The linear needle-like leaves, retained 1.5-3 years are in fascicles of 3 with a persistent 1" sheath, and are 6 - 12" long. They are bright green to yellow-green, and slender which is why the longer ones droop gracefully with their weight.  Shoots stout, buff to yellow-brown, and rough from the non-photosynthetic leaves.



You will see lots of juvenile foliage on this species, along the trunk or near cut branches. They are borne singly, light bluish colored, and about an inch long.



Buds are about 1" long and already contain all the leaves that will grow that season.

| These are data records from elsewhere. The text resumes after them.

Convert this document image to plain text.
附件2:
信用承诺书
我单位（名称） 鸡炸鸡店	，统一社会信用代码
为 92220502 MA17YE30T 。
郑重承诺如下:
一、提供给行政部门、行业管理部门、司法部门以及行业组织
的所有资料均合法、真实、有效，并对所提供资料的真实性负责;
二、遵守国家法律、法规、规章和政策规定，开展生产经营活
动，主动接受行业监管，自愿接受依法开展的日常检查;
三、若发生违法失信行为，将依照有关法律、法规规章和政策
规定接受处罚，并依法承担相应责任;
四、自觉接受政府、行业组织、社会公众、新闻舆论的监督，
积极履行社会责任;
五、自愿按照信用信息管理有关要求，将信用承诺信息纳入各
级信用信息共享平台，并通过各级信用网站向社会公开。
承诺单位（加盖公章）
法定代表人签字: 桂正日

Male cones are clustered at the ends of lower shoots, opening up to be yellow, releasing lots of pollen. After these fall off you will spaces on the branch without any leaves. Do not be mistaken that something is wrong or is dropping leaves.



Female cones are slightly curved on short stout stalks, glossy chestnut-brown symmetrical, hard, heavy, ovoid-conic, 4-8" long.


As they open.




The bark is extremely thick, reddish, with small flaky plates separated by shallow furrows.



This is what they like to do to them in Southern California.



Here are two I saw several weeks ago growing at the base of the SF Bay Bridge.



Misidentification:  Be sure to count the needles and look at the length as well as them being soft. Pinus coulteri also has long needles in 3's but they are blue, very stiff and the tree is more rounded. 

Other 3 needle pines in our area:
P. attenuata, Knobcone Pine is native to the northern county and can be seen in UCSC wild areas. Cones are very different, in large clusters on the main stems and held for years.
P. canariensis, much longer softer needles, longer cones, much fuller habit but more or less the same overall shape but way full.
P. coulteri, longer bluer leaves, more stiff and dont seem to droop on the stems, not as restricted to the ends of the branches as they last 3-4 years. Much broader habit. There are some around.
P. jefferyi, the cones are different in that the prickle on the scale is curved inward and will not stick you and you will not likely see one in SC.
P. radiata, covered earlier, dark green leaves, shorter and softer.